2015 GSA Annual Meeting in Baltimore, Maryland, USA (1-4 November 2015)

Paper No. 113-1
Presentation Time: 9:00 AM-6:30 PM

WORKING WITH REAL DATA: GETTING ANALYTIC ELEMENT GROUNDWATER MODEL RESULTS TO FIT FIELD DATA


CONGDON, Roger D., USDA Forest Service, 333 Broadway Blvd SE, Albuquerque, NM 87102, rcongdon@fs.fed.us

Models of groundwater flow often work best when very little field data exist. In such cases, some knowledge of the depth to the water table, annual precipitation totals, and basic geological makeup is sufficient to produce a reasonable-looking and potentially useful model. However, in this case where a good deal of information is available regarding depth to bottom of a dune field aquifer, attempting to incorporate the data set into the model has variously resulted in convergence, failure to achieve target water level criteria, or complete failure to converge. The first model did not take the data set into consideration, but used general information that the aquifer was thinner in the north and thicker in the south. This model would run and produce apparently useful results. The first attempt at satisfying the data set; in this case 51 wells showing the bottom elevation of a Pacific coast sand dune aquifer, was to use the isopach interpretation of Robinson (OFR 73-241). Using inhomogeneities (areas of equal characteristics) delineated by Robinson’s isopach diagram did not enable an adequate fit to the water table lakes, and caused convergence problems when adding pumping wells. The second attempt was to use a Thiessen polygon approach, creating an aquifer thickness zone for each data point. The results for the non-pumping scenario were better, but run times were considerably greater.
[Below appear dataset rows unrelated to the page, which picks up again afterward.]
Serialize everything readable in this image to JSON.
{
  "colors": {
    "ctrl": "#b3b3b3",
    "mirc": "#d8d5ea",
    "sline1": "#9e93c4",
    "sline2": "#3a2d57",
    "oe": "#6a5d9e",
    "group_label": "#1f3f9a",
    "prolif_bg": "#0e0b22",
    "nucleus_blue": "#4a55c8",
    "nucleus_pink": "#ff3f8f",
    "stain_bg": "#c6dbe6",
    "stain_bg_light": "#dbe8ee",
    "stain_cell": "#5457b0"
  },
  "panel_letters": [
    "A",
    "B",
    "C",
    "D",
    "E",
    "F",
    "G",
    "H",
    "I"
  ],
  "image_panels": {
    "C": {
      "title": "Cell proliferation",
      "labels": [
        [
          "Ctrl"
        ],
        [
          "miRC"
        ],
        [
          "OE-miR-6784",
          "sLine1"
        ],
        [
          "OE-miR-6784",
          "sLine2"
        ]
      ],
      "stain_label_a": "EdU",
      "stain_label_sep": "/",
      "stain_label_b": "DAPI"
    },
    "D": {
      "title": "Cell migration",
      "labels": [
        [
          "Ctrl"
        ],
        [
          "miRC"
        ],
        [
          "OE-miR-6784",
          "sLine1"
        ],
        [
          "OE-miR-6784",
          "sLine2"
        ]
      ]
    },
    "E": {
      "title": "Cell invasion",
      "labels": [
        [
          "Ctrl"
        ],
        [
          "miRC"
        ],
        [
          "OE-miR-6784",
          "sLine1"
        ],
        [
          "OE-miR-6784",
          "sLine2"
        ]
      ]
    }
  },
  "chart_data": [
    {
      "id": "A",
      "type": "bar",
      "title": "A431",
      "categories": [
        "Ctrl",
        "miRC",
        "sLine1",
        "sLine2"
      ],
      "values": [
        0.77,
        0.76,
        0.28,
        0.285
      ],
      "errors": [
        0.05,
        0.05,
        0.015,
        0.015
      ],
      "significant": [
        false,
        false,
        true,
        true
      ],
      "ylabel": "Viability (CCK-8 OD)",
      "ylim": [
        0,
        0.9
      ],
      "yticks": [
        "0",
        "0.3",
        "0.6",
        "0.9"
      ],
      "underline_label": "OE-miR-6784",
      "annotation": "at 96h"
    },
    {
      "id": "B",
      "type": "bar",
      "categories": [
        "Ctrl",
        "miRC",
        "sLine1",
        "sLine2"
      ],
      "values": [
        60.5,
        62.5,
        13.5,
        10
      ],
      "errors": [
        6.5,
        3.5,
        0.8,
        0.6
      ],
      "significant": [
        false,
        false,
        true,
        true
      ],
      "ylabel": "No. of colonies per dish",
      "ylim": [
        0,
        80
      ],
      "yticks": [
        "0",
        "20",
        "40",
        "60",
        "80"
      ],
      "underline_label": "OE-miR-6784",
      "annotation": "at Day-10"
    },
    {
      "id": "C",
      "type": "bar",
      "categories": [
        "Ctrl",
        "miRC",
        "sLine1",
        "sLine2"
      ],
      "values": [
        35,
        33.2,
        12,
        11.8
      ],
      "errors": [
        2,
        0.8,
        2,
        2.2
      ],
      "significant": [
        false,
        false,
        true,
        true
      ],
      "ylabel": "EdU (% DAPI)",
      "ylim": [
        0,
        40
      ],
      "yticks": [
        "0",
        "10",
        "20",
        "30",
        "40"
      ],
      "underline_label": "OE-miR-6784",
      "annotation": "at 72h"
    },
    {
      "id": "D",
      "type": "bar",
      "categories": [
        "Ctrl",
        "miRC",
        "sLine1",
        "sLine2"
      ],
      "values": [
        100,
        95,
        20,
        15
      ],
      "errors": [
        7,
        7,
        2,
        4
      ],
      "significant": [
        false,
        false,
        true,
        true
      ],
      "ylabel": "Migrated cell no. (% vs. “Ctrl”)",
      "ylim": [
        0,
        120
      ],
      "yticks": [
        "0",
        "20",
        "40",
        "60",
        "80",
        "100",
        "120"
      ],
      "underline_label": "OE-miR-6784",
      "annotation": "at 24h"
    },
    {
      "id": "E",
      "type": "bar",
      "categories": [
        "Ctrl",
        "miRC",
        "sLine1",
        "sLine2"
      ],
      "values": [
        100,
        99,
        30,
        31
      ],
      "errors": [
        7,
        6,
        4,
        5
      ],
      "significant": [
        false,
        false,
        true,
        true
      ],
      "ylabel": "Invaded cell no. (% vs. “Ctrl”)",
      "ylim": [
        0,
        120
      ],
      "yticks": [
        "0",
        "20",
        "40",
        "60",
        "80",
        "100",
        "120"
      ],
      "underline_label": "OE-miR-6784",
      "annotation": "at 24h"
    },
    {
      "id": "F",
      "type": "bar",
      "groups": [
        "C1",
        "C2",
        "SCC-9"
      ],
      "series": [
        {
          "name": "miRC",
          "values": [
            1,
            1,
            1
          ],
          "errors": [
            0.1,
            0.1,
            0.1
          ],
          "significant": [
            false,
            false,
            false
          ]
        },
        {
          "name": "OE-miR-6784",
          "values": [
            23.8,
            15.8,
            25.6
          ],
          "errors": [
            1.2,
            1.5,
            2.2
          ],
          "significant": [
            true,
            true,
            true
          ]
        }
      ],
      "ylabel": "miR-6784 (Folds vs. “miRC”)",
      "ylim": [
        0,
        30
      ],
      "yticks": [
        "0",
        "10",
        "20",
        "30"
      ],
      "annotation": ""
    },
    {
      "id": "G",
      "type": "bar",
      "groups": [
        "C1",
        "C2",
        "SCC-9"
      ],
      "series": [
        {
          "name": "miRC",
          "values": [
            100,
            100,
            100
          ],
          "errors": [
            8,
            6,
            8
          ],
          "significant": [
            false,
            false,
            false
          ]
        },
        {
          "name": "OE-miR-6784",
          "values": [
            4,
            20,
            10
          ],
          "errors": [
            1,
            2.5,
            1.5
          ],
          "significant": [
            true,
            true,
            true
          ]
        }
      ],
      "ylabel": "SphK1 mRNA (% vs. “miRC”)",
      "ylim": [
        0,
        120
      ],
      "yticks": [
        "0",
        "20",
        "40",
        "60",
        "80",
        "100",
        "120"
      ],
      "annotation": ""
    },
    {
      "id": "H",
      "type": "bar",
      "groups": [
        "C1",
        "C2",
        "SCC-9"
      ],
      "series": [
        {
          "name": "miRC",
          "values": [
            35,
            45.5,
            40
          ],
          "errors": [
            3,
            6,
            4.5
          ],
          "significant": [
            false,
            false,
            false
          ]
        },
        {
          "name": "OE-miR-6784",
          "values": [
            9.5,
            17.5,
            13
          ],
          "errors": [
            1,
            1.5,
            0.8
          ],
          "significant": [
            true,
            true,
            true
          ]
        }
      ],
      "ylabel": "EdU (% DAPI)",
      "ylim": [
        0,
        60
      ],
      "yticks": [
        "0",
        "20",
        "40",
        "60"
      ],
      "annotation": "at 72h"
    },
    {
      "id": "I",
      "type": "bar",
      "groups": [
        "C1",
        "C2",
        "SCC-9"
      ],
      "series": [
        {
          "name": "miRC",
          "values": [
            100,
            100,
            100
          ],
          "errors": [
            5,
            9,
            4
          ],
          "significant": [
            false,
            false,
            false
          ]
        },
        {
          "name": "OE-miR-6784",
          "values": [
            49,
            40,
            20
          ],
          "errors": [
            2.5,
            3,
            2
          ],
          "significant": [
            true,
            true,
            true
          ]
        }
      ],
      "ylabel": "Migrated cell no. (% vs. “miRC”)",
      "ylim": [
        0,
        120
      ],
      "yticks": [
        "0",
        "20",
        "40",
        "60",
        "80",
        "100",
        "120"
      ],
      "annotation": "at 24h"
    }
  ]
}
Also, there were frequent runs with non-convergence, especially when water supply wells were added. Non-convergence may be the result of the lake line-sinks crossing the polygon boundaries or proximity of pumping wells to inhomogeneity boundaries. The third approach was to merge adjacent polygons of similar depths; in this case within 5% of each other. The results and run times were better, but matching lake levels was not satisfactory. The fourth approach was to reduce the number of inhomogeneities to four, and to average the depth data over the inhomogeneity. The thicknesses were varied within 5% of the average until the lake levels were closely matched. This last methodology proved satisfactory and stable. The data were honored and the solver worked relatively quickly; thus preserving the simplicity and speed of the Analytic Element method; and various pumping scenarios were stable.